Deepit Purkayastha, co-founder and chief executive of Inshorts Group, has been selected as a member of the IAB SEA+India Video Council for 2026. Run by the Interactive Advertising Bureau, the council brings together senior leaders from Southeast Asia and India to shape standards, best practices and measurement frameworks for the fast-evolving video and digital advertising ecosystem.
The timing is pointed. According to the IAMAI-Kantar Internet in India Report 2025, over 588 million Indians are now consuming short-video content, with growth increasingly driven by rural and non-metro audiences. India’s active internet user base has crossed 950 million, with 57 per cent of users now coming from rural markets. Yet the frameworks that govern how video consumption is measured and monetised were largely designed for single-language, Western markets and have struggled to keep pace with the scale, diversity and complexity of India’s digital landscape.

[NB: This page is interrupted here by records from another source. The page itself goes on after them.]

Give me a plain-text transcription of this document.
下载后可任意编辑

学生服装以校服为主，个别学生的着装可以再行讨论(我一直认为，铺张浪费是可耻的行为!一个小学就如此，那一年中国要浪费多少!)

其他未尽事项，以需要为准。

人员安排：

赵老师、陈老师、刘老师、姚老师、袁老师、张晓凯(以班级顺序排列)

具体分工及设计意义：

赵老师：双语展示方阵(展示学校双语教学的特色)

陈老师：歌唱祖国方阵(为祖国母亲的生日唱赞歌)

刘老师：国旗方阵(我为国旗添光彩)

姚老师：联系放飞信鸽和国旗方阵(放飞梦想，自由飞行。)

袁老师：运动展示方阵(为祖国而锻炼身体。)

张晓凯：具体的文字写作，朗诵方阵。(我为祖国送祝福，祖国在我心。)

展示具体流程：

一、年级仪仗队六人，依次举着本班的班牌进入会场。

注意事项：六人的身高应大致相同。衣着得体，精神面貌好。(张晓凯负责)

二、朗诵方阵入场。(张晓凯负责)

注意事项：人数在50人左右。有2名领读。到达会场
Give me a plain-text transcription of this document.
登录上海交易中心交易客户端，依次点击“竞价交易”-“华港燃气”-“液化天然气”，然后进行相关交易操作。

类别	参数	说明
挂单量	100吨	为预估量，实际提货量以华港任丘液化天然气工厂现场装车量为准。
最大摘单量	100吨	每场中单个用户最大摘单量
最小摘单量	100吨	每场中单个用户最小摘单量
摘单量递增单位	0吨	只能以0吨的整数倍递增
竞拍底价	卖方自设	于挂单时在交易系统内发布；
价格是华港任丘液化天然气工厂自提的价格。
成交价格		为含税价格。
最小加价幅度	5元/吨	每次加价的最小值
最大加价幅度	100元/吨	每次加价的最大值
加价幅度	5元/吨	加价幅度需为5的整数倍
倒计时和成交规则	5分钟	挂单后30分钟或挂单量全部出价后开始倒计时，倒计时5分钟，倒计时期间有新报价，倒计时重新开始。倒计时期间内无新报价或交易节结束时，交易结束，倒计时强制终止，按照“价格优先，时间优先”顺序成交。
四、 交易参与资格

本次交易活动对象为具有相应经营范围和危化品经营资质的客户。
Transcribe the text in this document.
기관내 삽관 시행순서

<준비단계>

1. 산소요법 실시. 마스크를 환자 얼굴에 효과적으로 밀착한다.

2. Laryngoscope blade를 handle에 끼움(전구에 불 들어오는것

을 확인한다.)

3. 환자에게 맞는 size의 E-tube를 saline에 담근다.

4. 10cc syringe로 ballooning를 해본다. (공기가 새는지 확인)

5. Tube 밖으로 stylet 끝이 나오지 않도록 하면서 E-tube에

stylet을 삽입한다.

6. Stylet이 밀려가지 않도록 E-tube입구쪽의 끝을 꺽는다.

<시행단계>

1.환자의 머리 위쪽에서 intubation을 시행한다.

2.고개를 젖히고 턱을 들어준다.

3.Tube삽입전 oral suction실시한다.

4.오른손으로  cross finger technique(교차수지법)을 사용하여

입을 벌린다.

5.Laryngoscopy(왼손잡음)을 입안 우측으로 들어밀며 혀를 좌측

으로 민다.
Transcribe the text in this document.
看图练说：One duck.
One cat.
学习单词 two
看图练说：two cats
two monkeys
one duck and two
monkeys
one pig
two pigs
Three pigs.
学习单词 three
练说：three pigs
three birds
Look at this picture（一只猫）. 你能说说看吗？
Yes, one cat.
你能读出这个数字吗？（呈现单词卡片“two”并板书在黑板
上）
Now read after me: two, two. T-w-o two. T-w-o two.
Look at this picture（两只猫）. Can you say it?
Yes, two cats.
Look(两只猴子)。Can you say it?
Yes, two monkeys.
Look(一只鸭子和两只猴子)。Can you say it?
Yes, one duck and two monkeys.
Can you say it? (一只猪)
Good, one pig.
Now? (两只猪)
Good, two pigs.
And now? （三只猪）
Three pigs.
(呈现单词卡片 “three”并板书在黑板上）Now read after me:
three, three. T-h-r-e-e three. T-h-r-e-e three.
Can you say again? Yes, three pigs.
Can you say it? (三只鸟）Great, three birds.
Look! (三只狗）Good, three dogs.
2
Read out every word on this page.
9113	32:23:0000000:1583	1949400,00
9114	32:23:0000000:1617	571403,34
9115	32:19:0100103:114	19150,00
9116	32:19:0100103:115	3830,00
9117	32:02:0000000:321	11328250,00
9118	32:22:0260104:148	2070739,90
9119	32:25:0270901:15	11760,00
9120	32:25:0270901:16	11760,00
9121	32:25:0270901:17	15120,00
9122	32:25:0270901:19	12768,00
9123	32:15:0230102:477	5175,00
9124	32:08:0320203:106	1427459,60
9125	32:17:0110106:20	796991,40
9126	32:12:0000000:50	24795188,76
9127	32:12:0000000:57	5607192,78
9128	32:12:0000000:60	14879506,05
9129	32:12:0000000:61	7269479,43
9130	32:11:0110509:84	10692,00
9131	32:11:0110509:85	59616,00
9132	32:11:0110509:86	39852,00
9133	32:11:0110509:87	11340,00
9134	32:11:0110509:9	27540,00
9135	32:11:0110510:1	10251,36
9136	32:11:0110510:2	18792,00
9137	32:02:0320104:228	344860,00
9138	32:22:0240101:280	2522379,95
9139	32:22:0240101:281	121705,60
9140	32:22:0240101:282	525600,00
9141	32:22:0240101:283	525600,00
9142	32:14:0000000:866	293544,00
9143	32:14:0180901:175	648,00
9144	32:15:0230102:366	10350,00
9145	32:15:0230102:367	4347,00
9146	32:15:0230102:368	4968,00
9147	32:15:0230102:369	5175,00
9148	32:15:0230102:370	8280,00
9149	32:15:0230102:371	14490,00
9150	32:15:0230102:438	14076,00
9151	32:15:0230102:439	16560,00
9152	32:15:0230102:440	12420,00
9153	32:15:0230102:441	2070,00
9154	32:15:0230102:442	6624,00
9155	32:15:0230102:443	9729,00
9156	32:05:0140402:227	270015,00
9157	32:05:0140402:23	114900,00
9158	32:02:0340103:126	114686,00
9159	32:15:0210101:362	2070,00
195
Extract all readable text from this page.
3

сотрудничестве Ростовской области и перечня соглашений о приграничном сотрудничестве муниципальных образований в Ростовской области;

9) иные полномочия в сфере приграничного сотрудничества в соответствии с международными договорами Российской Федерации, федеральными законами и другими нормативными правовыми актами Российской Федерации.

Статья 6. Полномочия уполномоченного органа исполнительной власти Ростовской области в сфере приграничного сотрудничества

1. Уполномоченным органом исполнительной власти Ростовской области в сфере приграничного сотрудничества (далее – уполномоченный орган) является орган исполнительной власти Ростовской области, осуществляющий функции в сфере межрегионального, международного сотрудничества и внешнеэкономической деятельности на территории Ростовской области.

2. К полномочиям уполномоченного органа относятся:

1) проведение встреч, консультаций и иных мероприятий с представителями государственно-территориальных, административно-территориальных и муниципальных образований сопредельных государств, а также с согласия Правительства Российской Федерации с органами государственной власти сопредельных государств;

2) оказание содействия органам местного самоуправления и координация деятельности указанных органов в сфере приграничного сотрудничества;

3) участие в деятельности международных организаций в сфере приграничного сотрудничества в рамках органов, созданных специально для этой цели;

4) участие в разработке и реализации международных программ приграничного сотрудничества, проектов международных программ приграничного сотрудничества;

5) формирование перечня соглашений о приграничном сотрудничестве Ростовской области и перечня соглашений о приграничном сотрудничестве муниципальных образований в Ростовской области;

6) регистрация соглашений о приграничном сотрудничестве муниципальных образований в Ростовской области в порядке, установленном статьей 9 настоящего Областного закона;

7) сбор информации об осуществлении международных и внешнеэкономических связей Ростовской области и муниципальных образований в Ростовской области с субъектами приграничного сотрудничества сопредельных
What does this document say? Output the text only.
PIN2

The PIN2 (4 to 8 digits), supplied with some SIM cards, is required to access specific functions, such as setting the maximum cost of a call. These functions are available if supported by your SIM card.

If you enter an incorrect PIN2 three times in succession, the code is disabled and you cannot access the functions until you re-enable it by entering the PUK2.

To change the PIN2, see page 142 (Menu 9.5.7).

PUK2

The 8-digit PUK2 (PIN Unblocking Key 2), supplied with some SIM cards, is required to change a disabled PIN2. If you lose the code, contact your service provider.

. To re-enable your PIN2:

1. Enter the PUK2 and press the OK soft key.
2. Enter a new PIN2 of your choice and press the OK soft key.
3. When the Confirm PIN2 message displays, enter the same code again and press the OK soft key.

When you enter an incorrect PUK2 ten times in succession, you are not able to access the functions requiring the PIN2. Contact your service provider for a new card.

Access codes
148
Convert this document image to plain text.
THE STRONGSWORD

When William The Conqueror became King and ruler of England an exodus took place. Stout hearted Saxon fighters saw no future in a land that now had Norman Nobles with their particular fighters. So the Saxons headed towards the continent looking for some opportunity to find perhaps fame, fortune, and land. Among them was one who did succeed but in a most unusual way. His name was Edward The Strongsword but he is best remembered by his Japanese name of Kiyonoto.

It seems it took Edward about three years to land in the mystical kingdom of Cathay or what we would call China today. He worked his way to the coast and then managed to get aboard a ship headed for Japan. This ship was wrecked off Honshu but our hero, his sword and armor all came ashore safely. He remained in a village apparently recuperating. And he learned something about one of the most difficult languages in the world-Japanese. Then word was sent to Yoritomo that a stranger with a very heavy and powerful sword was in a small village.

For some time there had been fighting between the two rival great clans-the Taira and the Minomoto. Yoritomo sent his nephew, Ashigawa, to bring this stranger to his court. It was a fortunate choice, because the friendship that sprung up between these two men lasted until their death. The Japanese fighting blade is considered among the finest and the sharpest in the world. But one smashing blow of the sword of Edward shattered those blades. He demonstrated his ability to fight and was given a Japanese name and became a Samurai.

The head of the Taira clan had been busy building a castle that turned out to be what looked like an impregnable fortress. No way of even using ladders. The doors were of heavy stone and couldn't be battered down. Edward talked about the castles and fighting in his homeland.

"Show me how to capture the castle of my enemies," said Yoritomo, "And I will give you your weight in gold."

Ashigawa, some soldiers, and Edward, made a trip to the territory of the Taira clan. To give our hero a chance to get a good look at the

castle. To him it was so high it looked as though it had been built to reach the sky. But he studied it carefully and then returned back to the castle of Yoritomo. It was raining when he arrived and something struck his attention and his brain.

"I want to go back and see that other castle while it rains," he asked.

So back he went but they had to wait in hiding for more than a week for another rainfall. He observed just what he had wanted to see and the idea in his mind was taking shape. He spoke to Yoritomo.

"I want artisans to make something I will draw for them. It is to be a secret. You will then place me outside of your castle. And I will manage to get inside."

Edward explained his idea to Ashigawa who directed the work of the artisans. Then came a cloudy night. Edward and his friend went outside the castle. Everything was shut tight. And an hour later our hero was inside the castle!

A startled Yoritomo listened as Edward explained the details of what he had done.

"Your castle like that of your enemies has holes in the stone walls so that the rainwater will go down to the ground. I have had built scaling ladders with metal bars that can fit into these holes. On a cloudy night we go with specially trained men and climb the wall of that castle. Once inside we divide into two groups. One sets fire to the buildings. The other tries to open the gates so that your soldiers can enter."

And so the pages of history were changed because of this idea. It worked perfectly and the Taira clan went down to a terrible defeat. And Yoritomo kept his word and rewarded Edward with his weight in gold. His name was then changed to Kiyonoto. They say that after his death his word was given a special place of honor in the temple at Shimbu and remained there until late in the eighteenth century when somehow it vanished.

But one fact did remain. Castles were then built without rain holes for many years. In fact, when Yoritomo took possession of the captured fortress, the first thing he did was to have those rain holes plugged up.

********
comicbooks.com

Purkayastha is no stranger to these debates. He already serves on the AI Council at Marketing and Media Alliance India and as co-chair of the Digital Entertainment Committee at the Internet and Mobile Association of India. His induction into the IAB SEA+India Video Council extends that influence into the global video standards arena.
Inshorts Group sits squarely at the intersection of these forces. Its flagship product, Inshorts, India’s highest-rated short news app, reaches 12 million active users with 60-word news summaries. Its sister platform, Public App, reaches 80 million monthly active users across more than 700 districts and 12 languages, serving communities that most global platforms barely register.
Purkayastha said the opportunity was about building something more representative. “India today sits at the centre of the global video ecosystem, but the frameworks that define how value is created and measured have not always kept pace with the realities of our market,” he said. “Being part of the IAB SEA+India Video Council is an opportunity to contribute to a more representative and future-ready approach, one that accounts for diversity in language, context, and user intent.”
As a council member, Purkayastha will contribute to shaping regional standards across video advertising, measurement and platform governance, with a focus on frameworks that are native to India’s multilingual, mobile-first ecosystem rather than imported from global benchmarks designed elsewhere.
For years, India has been content to play by rules written for other markets. Purkayastha’s induction is a signal that it is done waiting to be consulted and ready to start writing them.